Перевожу взгляд на маму. Она всё так же режет ветчину: господи, куда нам столько?

— А что с Ветровым?

— Адвокат работает, — отец снова концентрирует внимание на смартфоне. — Савелий перестарался. Избежать наказания не получится.

— Как же так? — в уголках глаз моментально собираются слёзы, а нарезанной ветчины становится всё больше и больше. — Он же меня спасал, папа!

— У Булатова сотрясение, переломаны рёбра и нос, множественные ушибы и ссадины — парень похож на отбивную, — вздыхает папа. — А Ветрову грозит срок, Марьяна. Реальный срок.

— И что?
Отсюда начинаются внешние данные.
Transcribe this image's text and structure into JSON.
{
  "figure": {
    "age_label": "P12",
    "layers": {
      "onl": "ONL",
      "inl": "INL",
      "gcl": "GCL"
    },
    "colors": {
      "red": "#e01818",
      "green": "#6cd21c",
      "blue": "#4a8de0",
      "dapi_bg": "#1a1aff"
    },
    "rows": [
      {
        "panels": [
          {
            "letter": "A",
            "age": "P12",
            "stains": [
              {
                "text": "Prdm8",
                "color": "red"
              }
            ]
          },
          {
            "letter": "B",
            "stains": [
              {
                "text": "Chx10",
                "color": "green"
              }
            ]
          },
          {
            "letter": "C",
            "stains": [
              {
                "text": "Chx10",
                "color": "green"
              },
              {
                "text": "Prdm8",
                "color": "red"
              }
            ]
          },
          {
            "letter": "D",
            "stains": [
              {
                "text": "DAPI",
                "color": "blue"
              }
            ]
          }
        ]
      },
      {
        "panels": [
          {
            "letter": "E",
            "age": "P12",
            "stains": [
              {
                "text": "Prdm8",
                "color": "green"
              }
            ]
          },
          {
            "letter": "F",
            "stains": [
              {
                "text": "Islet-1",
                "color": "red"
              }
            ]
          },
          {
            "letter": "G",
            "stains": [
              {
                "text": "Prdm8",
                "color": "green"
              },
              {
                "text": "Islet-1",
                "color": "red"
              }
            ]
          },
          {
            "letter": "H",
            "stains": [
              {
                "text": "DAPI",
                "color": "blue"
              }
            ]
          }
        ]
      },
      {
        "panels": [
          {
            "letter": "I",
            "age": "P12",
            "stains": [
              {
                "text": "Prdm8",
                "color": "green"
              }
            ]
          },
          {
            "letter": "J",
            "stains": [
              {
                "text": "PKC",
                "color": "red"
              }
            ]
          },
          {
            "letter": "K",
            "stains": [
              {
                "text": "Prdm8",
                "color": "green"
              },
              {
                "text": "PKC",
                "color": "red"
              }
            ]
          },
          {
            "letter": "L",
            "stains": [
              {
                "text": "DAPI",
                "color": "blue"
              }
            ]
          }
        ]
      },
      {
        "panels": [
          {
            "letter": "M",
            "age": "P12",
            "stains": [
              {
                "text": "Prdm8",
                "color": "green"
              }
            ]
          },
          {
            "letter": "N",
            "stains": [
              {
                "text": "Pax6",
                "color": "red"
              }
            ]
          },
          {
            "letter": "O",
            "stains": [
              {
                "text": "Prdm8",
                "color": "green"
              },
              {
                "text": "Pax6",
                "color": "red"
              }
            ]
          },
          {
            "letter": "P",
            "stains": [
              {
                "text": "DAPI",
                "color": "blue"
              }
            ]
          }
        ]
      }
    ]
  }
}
Ничего нельзя сделать? — нервно натягиваю рукава Савиной толстовки до упора, не желая верить словам отца.

— Не знаю, дочка! — отодвинув от себя чашку, папа ставит локти на стол и подбородком упирается в сложенные в замок ладони. — Адвокат попытается доказать, что у Савелия были мотивы, что иначе в той ситуации он поступить не мог, но всё это займёт много времени, а результат нам никто гарантировать не может.